Ainsi donc, si l’on laisse de côté l’imposture absolue que représentait l’image d’un DSK en prise directe avec le monde réel véhiculé par les médias avant ce matin de mai, apparaît en pleine lumière l’incroyable faisceau de liens, de relations personnelles, d’amitiés, parfois même carrément d’intimité qui unissent la sphère politique et le monde médiatique français, quand la plus élémentaire déontologie devrait imposer au second une distance évidemment non négociable pour éviter les possibles complaisances et les inévitables conflits d’intérêts.
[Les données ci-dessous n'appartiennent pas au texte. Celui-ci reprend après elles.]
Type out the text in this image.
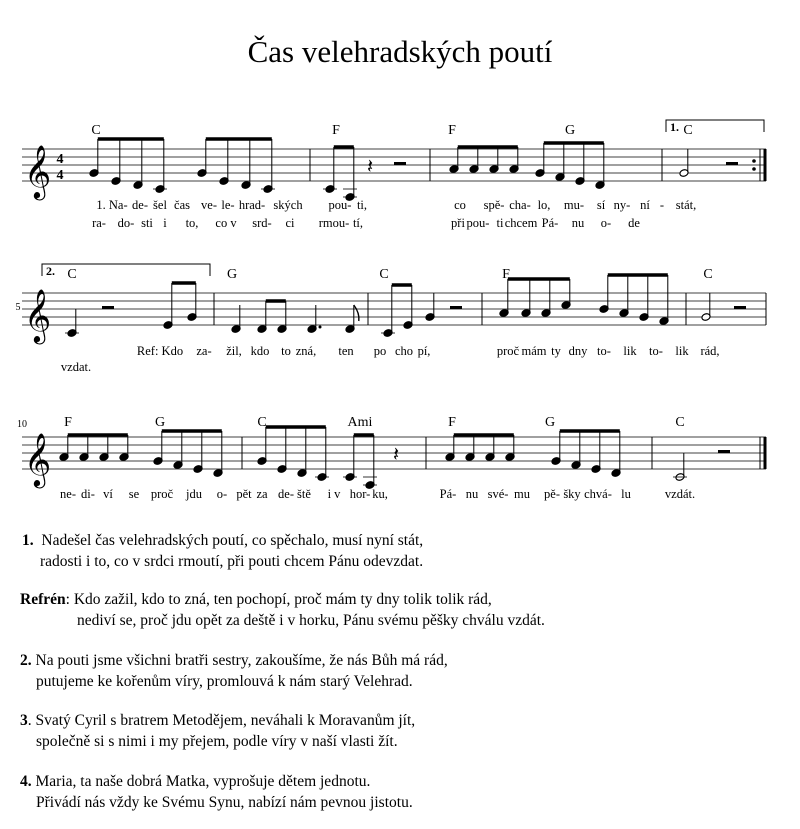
Čas velehradských poutí
𝄞 4
4
C	F	F	G	C
1.
𝄽
1. Na- de- šel čas ve- le- hrad- ských pou- ti,	co spě- cha- lo, mu- sí ny- ní - stát,
ra- do- sti i to, co v srd- ci rmou- tí,	při pou- ti chcem Pá- nu o- de
5 𝄞
C	G	C	F	C
2.
Ref: Kdo za- žil, kdo to zná, ten po cho pí,	proč mám ty dny to- lik to- lik rád,
vzdat.
10
𝄞
F	G	C	Ami	F	G	C
𝄽
ne- di- ví se proč jdu o- pět za de- ště i v hor- ku,	Pá- nu své- mu pě- šky chvá- lu	vzdát.
1. Nadešel čas velehradských poutí, co spěchalo, musí nyní stát,
radosti i to, co v srdci rmoutí, při pouti chcem Pánu odevzdat.
Refrén: Kdo zažil, kdo to zná, ten pochopí, proč mám ty dny tolik tolik rád,
nediví se, proč jdu opět za deště i v horku, Pánu svému pěšky chválu vzdát.
2. Na pouti jsme všichni bratři sestry, zakoušíme, že nás Bůh má rád,
putujeme ke kořenům víry, promlouvá k nám starý Velehrad.
3. Svatý Cyril s bratrem Metodějem, neváhali k Moravanům jít,
společně si s nimi i my přejem, podle víry v naší vlasti žít.
4. Maria, ta naše dobrá Matka, vyprošuje dětem jednotu.
Přivádí nás vždy ke Svému Synu, nabízí nám pevnou jistotu.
Cette connivence choquante et indéfendable jette le discrédit sur la profession journalistique française toute entière. Les médias étrangers ne s’y sont d’ailleurs pas trompé qui tous ou presque se sont montrés particulièrement critiques en dénonçant durement un système journalistique français défaillant et complice
Enfin, pour finir, et ce n’est pas le moins désolant, le moins choquant dans cette lamentable histoire… Que dire des sorties affligeantes de certains hommes politiques ou journalistes dans leur désir de sauver l’un des leurs, dans un insupportable reflexe de caste ? Que dire d’un Jack Lang qui, après avoir déjà défendu dans l’outrance et la mauvaise foi la plus totale Roman Polanski ou Frédéric Mitterrand, vient à présent au secours de Strauss-Kahn en osant un « il n’y a pas mort d’homme » tout simplement ignoble ? Que dire d’un Jean-François Kahn, qui, aveuglé par son amitié avec DSK, ose relativiser les faits reprochés au Directeur du FMI en évoquant un «troussage de domestique » hallucinant ? Que dire d’un Jean-Pierre Chevènement « hors sol » évoquant l’affaire Dreyfus ? D’un BHL évidemment là et bien là dès lors qu’il s’agit de dire des énormités qui s’insurge que l’on ose traiter DSK comme un simple justifiable ordinaire ? Dans le film Les Tontons Flingueurs, Audiard faisait dire à Lino Ventura la sentence suivante : « Les cons, ça ose tout, c’est même à ça qu’on les reconnaît ! ». Que dire encore de ces propos tenus par nombre d’autres intervenants journalistes comme politiques, souvent des hommes, tentant de relativiser les faits, présentant DSK comme une victime, oubliant totalement la jeune femme agressée, comment qualifier ces commentaires outranciers, indécents, d’un machisme aux relents nauséabonds, qui semble excuser les comportements déplacés et le harcèlement sexuel qu’ont encore aujourd’hui à subir nombre de femmes, notamment dans les milieux politiques et journalistiques ?
Décidemment, et une fois de plus, l’affaire Strauss-Kahn, et dès ses premières heures, aura mis en évidence la faillite des élites françaises. Peut-on d’ailleurs encore parler d’ « élites » ? On en doutait déjà fortement. On sait à présent et définitivement que non.